Dempsey was used mainly for radio interviews, and for getting quotes into online reports.

Results
Personnel Today says hits to its website jumped 'drastically' following the survey. According to Dempsey, the poll was the biggest in the magazine's history in terms of generating interest, with 73 per cent of readers spontaneously recalling the story, according to internal research.

The survey was still generating leads long after the initial press-release blitz. Midnight was later contacted by The Times' Mind, Body and Soul supplement after the main paper had printed an article, wanting to use the research in its Survey of the Week section.
Sky News later ran a feature in which overweight people (including Pop Idol contestant Rick Waller) did talking-head pieces aimed at dispelling the myths surrounding obese people – Waller was used as an example of someone who had achieved a degree of success despite his weight.  

Pat Wilson, member services manager at weightlossresources.co.uk, says the story revealed 'the heartbreaking nature of the discrimination'.

She adds: 'It was important we covered the results of this survey and contributed to the debate.'

SECOND OPINION

Joshua Van Raalte, managing director of Brazil, has worked
on a number of B2B campaigns

Obesity in the workplace is a serious subject and this campaign had great media impact because it was emotive yet furtive. While the research findings may not come as a great surprise to most people, the interesting aspect was that bosses were clearly admitting to discrimination.

While I have seen many PROs executing a campaign of this nature with just a press release, the PR team was right to develop a case study and to prepare for other news angles.

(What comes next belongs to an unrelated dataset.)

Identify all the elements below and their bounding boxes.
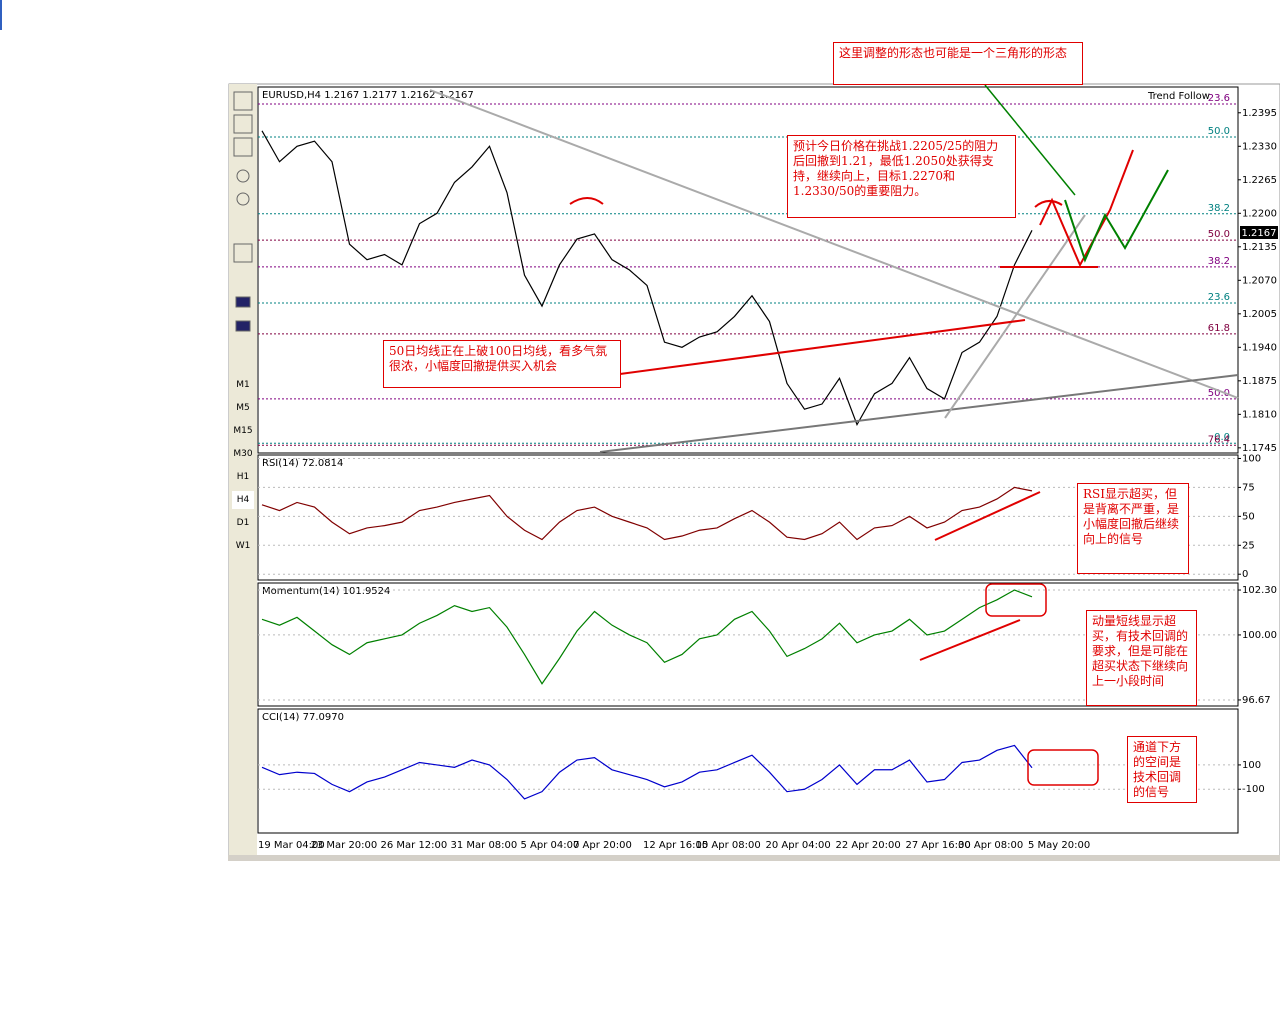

This added a sense of realism: statistics alone are limiting to news pieces.

Any PR campaign around controversial research should both highlight the problem, which Midnight clearly accomplished, and provide a solution. I am not certain if the latter was achieved.

With media interest guaranteed, Personnel Today should have focused more on the in-depth aspects of the subject, further dispelling the myths of obesity and related health issues while getting to the root of the discrimination.

The campaign should also have addressed what employers should be doing to improve the health and wellbeing of their staff, especially if all these reports of an increasingly overweight society become a reality.

The real PR opportunity is to go in-depth and become the source of best practice on the issue.